Thursday, May 10, 2007

Chapter 38

If I remember my O-level English adequately, comic relief is a technique intended to accentuate the intensity of drama or tragedy. The porter's speech in Macbeth is a classic example: his drunken knob gags and ironic references to the horrors taking place within the castle make the murder of Duncan seem even more ghastly.

Well, if Shakespeare can do it, why not Dan Brown? With Sophie, we ask the key question: "But if the Holy Grail is not a cup... what is it?" And rather than answering it, we plunge into an extended flashback, in which Langdon exchanges quips with his editor - sorry, make that "prominent editor", just like the "renowned curator", Jonas Faukman.

Jonas Faukman - does that sound like a contrived name, or what? A quick flip back to the Acknowledgements page informs us that Brown's editor is called Jason Kaufman. Ah, the scintillating verbal dexterity of the man. And a Harry Potter joke as well.

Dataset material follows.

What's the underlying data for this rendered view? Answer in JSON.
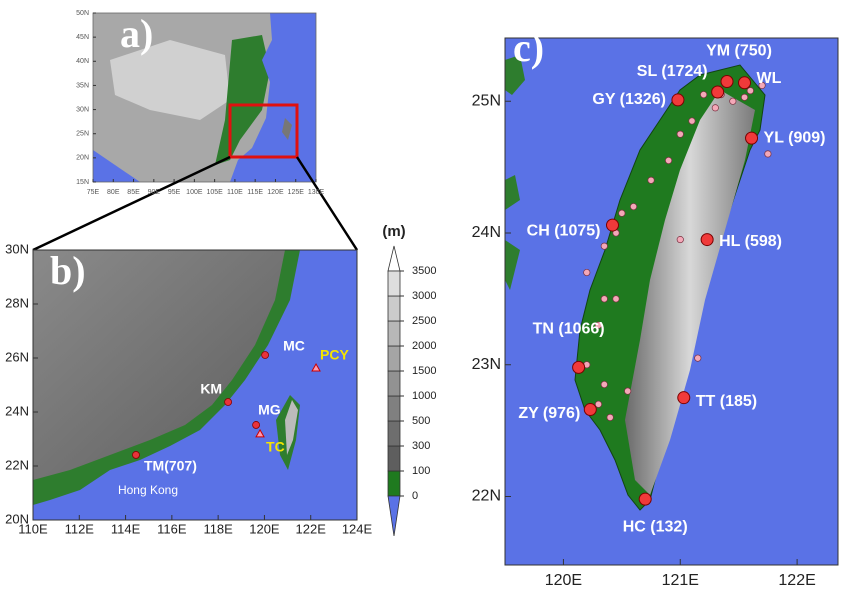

And then we're back into the midst of the action, as Sophie jacks a taxi, we get a quick French lesson and poor old Langdon once again proves himself to be a dumb American, this time who can't cope with a manual transmission. Oh, such larks.

Incidentally, Sir Leigh Teabing (another anagram) is described as a British Royal Historian, in capitals, as if this is some kind of official role, like the Deputy Comptroller Of The Queen's Knicker Drawer. Information and misinformation, education and nonsense, oozing all over the page, like bodily fluids in the Bois de Boulogne.